We're rightly cynical about this New Labour government. But we're also angry at it too and we're certainly not apathetic.
We're angry because Blair said New Labour wouldn't enjoy the trappings of power but the Irvine scandal shows New Labour are just as sleazy as the Tories.
Workers know that it's Labour that's practised the cynical deception of promising things would get better after 18 years of Toryism.
And when Labour claim to be the practical party of British politics, workers now see them as the party that has 'practically' continued the Tories' pro-big business policies, which devastate the economy, NHS, education and other services. (see pages 3 and 5)
Is it any wonder working-class people are 'cynical' when Labour lines big business's pockets so eagerly?

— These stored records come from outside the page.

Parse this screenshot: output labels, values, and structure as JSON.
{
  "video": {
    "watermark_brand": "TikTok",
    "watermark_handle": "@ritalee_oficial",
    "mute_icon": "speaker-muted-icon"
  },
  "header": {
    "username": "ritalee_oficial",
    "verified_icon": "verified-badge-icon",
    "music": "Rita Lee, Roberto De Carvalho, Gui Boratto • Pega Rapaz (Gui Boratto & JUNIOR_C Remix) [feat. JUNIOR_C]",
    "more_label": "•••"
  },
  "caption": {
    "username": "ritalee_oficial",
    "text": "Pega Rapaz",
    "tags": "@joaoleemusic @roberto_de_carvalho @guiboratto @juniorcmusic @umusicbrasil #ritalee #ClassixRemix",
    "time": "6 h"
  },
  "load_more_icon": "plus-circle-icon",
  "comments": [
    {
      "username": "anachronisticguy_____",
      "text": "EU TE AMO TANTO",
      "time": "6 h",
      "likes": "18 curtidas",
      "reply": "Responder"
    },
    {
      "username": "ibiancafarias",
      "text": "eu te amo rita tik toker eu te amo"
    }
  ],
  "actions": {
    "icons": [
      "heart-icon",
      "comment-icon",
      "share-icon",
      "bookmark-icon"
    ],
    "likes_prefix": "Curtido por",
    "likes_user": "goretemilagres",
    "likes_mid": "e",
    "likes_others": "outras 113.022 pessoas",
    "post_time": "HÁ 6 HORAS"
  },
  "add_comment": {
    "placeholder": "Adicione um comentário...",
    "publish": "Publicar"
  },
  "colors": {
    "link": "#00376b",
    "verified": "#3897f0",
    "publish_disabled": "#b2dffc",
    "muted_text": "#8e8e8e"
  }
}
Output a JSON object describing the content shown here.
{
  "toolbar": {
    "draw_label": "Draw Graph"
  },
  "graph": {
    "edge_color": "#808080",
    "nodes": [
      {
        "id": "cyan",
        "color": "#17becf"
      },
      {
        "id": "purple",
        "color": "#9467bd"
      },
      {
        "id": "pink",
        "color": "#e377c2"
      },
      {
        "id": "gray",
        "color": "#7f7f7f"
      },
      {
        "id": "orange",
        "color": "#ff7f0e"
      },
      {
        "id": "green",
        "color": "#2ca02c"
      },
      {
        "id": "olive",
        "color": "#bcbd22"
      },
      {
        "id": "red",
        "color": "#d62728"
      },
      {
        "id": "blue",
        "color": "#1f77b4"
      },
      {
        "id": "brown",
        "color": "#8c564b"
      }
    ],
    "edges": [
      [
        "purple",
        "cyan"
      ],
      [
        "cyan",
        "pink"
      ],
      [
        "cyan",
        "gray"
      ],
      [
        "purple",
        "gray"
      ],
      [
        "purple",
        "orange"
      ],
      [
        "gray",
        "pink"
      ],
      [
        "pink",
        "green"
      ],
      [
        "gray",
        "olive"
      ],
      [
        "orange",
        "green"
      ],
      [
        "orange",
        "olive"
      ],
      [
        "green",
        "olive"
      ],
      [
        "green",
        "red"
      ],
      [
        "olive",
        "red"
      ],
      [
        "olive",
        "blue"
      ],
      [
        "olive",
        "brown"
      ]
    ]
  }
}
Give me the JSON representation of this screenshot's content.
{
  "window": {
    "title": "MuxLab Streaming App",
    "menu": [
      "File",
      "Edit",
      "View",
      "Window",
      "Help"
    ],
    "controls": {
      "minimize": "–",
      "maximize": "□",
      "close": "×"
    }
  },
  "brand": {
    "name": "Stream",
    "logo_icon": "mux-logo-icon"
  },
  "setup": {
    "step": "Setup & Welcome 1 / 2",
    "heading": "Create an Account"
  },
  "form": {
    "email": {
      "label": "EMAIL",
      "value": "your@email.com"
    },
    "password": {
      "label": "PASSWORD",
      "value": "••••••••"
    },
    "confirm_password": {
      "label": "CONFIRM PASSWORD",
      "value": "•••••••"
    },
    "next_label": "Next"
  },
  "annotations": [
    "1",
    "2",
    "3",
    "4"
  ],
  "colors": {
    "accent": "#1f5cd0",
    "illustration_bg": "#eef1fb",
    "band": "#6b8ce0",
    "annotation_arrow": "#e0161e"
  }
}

Blair talks tough about drug dealers but lets the pharmaceutical and tobacco companies make billions from people's suffering. (see page 3)
Blair claims that like the British people he "is restless for change". But why hasn't he used his massive majority to carry out fundamental change that benefits millions of working-class people currently living below the poverty line?
Jack Straw says Labour will give larger compensation to victims of crime. But what about compensation for the economic muggings people suffer daily from the petrol companies, the utilities the rail companies and the banks and financial institutions.
The Socialist doesn't want to see the Tories returned. They are just as cynical as Labour.
But why should Labour be given a second chance? How can we stop them offering more of the same?
Sleaze-free Socialist candidates will be standing in the election as workers' MPs on workers' wages. They will strive to carry out anti-capitalist policies that benefit working-class people.
They may not win a majority at the election but if some are elected then they will make Labour sit up and listen.